Kia Ora All,
I have been trying to make a large .qza with 1400 PE fastq's. I have managed to do this in batches of 100, however I get bus errors when I try to do more (>150 PE's (i.e. 300 fastq's)
I have tried with and without the temp directory (see script). this was not required for the smaller data sets.
ALTERNATELY :- can I merge a lot of small artifacts ?
Data = Illumina 250 bp PE fastq's
qiime2 version = QIIME2/2022.2
Errors include....
/var/spool/slurm/job30423207/slurm_script: line 21: 5310 Bus error
qiime tools import
--type 'SampleData[PairedEndSequencesWithQuality]'
--input-path manifest.tsv
--output-path all_eo_1.qza
--input-format PairedEndFastqManifestPhred33V2
the bus error number is random
Job log
Job ID: 30423207
Cluster: mahuika
User/Group: matt.adlam/matt.adlam
State: FAILED (exit code 135)
Nodes: 1
Cores per node: 8
CPU Utilized: 04:34:18
CPU Efficiency: 12.43% of 1-12:46:56 core-walltime
Job Wall-clock time: 04:35:52
Memory Utilized: 220.64 MB
Memory Efficiency: 2.69% of 8.00 GB
That's honestly a new error for me, exit 135 usually means SIGBUS an unusual relative of SIGSEGV (segmentation fault). As far as I can tell, that's indeed what happened.
This error usually means that some memory address (location) that should have existed does not. This particular QIIME 2 import is entirely Python so generally speaking, raw memory access isn't happening which is the first step to making the above error, so it suggests either a bug in cPython, possible but unlikely, or a transient/systemic hardware failure. There's not really a way to show that outside of a sysadmin running something like a memtest on your platform (which may be worth suggesting, as a python script was killed by SIGBUS, which should raise some eyebrows on their end as well).
Regarding the actual problem at hand, you can absolutely merge different downstream tables, in fact, this is the most correct (and at least more efficient) approach depending on your denoising algorithm. For example, DADA2 will construct an error profile under the assumption that all of your samples are from a single sequencing run (Deblur won't care, but you could still merge at the end).
I think unless you were doing old-school de-novo XX% OTU picking, you would want to do smaller batches here.
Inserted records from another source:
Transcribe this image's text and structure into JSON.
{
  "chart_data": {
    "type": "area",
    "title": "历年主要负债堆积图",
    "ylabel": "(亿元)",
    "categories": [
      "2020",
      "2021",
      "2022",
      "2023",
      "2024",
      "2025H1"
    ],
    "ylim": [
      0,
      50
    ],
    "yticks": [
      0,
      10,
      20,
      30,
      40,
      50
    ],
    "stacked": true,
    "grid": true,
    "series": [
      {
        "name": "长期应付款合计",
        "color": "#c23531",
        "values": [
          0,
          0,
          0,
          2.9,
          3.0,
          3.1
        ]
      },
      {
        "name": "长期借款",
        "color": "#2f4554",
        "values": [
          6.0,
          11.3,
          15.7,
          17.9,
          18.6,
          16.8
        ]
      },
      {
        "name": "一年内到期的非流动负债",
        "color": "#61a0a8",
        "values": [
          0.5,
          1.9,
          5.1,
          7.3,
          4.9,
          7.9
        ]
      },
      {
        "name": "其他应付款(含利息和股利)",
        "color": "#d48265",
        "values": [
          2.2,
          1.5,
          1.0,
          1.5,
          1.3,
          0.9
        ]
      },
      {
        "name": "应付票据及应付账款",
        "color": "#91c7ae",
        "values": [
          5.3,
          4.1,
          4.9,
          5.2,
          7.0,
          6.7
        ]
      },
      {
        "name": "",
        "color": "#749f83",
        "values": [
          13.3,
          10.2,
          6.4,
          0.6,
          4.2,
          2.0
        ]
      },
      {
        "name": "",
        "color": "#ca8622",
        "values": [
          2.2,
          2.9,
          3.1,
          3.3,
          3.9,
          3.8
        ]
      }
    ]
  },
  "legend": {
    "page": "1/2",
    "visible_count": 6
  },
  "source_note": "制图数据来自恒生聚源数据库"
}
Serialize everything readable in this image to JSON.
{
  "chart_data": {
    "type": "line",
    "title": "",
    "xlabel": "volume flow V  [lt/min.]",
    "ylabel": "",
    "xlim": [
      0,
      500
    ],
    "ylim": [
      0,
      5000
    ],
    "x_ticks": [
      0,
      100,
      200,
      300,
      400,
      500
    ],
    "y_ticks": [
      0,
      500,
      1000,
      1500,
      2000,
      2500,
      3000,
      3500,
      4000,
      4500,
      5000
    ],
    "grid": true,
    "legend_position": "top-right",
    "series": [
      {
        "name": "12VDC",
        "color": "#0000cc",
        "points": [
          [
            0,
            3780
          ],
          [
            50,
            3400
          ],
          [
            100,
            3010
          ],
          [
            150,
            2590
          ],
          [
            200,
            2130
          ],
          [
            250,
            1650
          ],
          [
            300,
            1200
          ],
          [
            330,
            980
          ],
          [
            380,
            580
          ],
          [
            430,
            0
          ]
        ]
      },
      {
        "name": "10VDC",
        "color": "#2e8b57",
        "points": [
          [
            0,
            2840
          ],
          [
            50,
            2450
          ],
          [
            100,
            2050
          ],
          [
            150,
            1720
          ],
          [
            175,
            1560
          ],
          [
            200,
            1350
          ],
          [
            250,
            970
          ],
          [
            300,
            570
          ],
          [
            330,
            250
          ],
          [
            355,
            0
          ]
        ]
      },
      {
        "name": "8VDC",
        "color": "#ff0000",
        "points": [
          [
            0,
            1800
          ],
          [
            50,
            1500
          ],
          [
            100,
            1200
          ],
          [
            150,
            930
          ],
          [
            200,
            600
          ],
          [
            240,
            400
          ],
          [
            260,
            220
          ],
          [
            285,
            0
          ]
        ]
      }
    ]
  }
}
Once you have denoised/picked your otus/features (ideally with multiple jobs so it all happens "quickly") you will be able to merge the resulting tables and representative sequences using the qiime feature-table plugin. From there everything looks the same and you've avoided providing all of the raw sequence data to a single denoiser/otu-picker job.
Hi Evan, thank you so much for the fast reply.
I did neglect to mention this is WGS shotgun data of microbiome. I will cross that bridge soon.
This is new to me, especially Qiime2, so I’m really excited to progress.